DAVA : Taraflar arasındaki "muarazanın meni ve tespit" davasından dolayı yapılan yargılama sonunda; İstanbul Asliye 1. Ticaret Mahkemesi'nce mahkemenin görevsizliğine dair verilen 14.11.200 1 gün ve 200 1/2300-1494 sayılı kararın incelenmesi davacı vekili tarafından istenilmesi üzerine, Yargıtay 4. Hukuk Dairesi'nin 18.11.2002 gün ve 12918-13032 sayılı ilamı ile; ( ... Dava, yapılan yayının hukuka aykırı olduğunun tespiti, tecavüzün ve haksız rekabetin önlenmesi istemlerine ilişkindir. Mahkemece görevsizlik nedeniyle dosyanın İstanbul 5. Asliye Hukuk Mahkemesi'ne gönderilmesine karar verilmiştir. Karar davacı tarafından temyiz edilmiştir.
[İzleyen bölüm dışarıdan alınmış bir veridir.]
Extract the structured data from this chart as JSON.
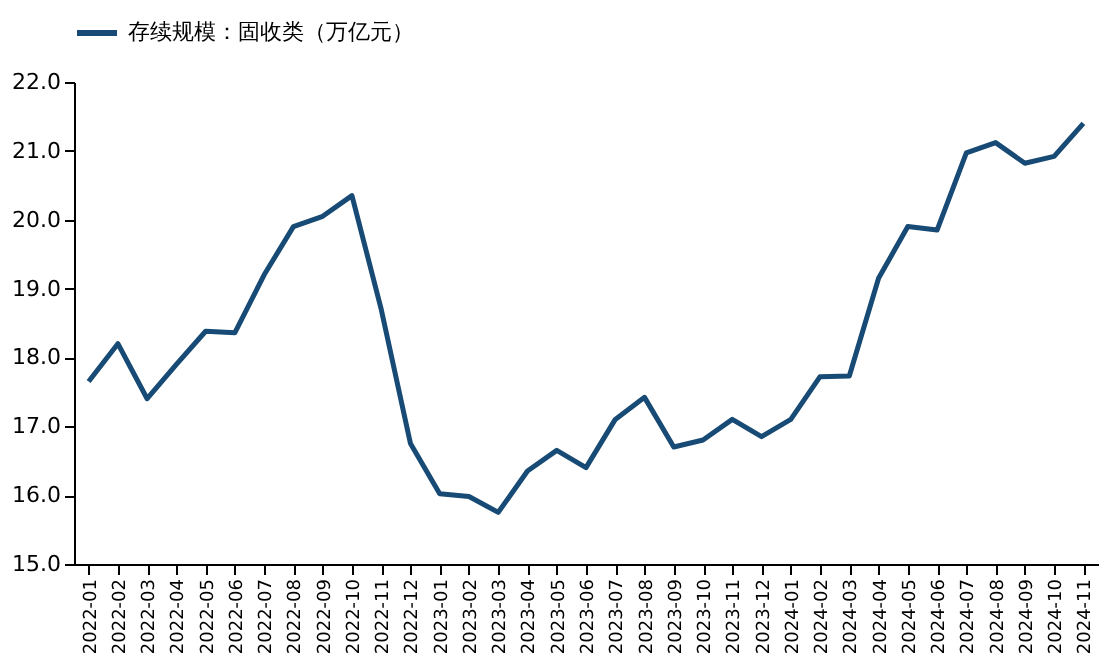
{
  "chart_data": {
    "type": "line",
    "categories": [
      "2022-01",
      "2022-02",
      "2022-03",
      "2022-04",
      "2022-05",
      "2022-06",
      "2022-07",
      "2022-08",
      "2022-09",
      "2022-10",
      "2022-11",
      "2022-12",
      "2023-01",
      "2023-02",
      "2023-03",
      "2023-04",
      "2023-05",
      "2023-06",
      "2023-07",
      "2023-08",
      "2023-09",
      "2023-10",
      "2023-11",
      "2023-12",
      "2024-01",
      "2024-02",
      "2024-03",
      "2024-04",
      "2024-05",
      "2024-06",
      "2024-07",
      "2024-08",
      "2024-09",
      "2024-10",
      "2024-11"
    ],
    "series": [
      {
        "name": "存续规模：固收类（万亿元）",
        "color": "#174a74",
        "values": [
          17.65,
          18.2,
          17.4,
          17.9,
          18.38,
          18.36,
          19.2,
          19.9,
          20.05,
          20.35,
          18.7,
          16.75,
          16.02,
          15.98,
          15.75,
          16.35,
          16.65,
          16.4,
          17.1,
          17.42,
          16.7,
          16.8,
          17.1,
          16.85,
          17.1,
          17.72,
          17.73,
          19.15,
          19.9,
          19.85,
          20.97,
          21.12,
          20.82,
          20.92,
          21.4
        ]
      }
    ],
    "ylim": [
      15,
      22
    ],
    "yticks": [
      {
        "value": 15,
        "label": "15.0"
      },
      {
        "value": 16,
        "label": "16.0"
      },
      {
        "value": 17,
        "label": "17.0"
      },
      {
        "value": 18,
        "label": "18.0"
      },
      {
        "value": 19,
        "label": "19.0"
      },
      {
        "value": 20,
        "label": "20.0"
      },
      {
        "value": 21,
        "label": "21.0"
      },
      {
        "value": 22,
        "label": "22.0"
      }
    ],
    "grid": false,
    "legend": "top",
    "marker": "none",
    "line_style": "solid"
  }
}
Dava haksız eylemden kaynaklanmaktadır. Taraflar tacirdir. Bu haliyle davanın ticaret mahkemesinde bakılması gerekir. Dava, önce İstanbul 5. Asliye Hukuk Mahkemesi'ne açılmıştır. Anılan mahkemece davaya, İstanbul 1. Asliye Ticaret Mahkemesi'nin görevine girdiğinden bahisle dosyanın talep halinde anılan mahkemeye gönderilmesine karar verilmiştir. İstanbul 1. Asliye Ticaret Mahkemesi de İstanbul 5. Asliye Hukuk Mahkemesi'nin gönderme kararının usul ve yasaya aykırı olduğunu belirterek evrak üzerinden mahkemenin görevsizliğine, dosyanın İstanbul 5. Asliye Hukuk Mahkemesi'ne gönderilmesine karar vermiştir. İstanbul 5. Asliye Hukuk Mahkemesi'nce verilen karar, asliye ve ticaret mahkemeleri arasında yasanın öngördüğü biçimi ile bir görevsizlik kararı, olmayıp gönderme kararıdır. TTK. 5/3. maddesi uyarınca bu bir işbölümü ayrımına ilişkin olup bu nitelikteki gönderme kararları kesindir. Bunun içindir ki, dosyanın gönderildiği mahkemece, davaya bakılması usul kurallarının bir gereğidir. Kaldı ki bir davanın hukuki mahiyeti itibariyle mahkemenin iş sahasına girip girmediği yalnız ilk itiraz şeklinde taraflarca ileri sürülebilir. Ne var ki İstanbul 1. Asliye Ticaret Mahkemesinin evrak üzerinden ve taraflarca herhangi itiraz olmadan kesin olan gönderme kararının usul ve yasaya uygun olmadığım belirterek yeniden dosyanın gönderilmesine dair karar vermesi yukarıda anılan düzenlemeye ve ilkelere aykırı olup bozmayı gerektirmiştir... ) gerekçesiyle bozularak dosya yerine geri çevrilmekle, yeniden yapılan yargılama sonunda, mahkemece önceki kararda direnilmiştir.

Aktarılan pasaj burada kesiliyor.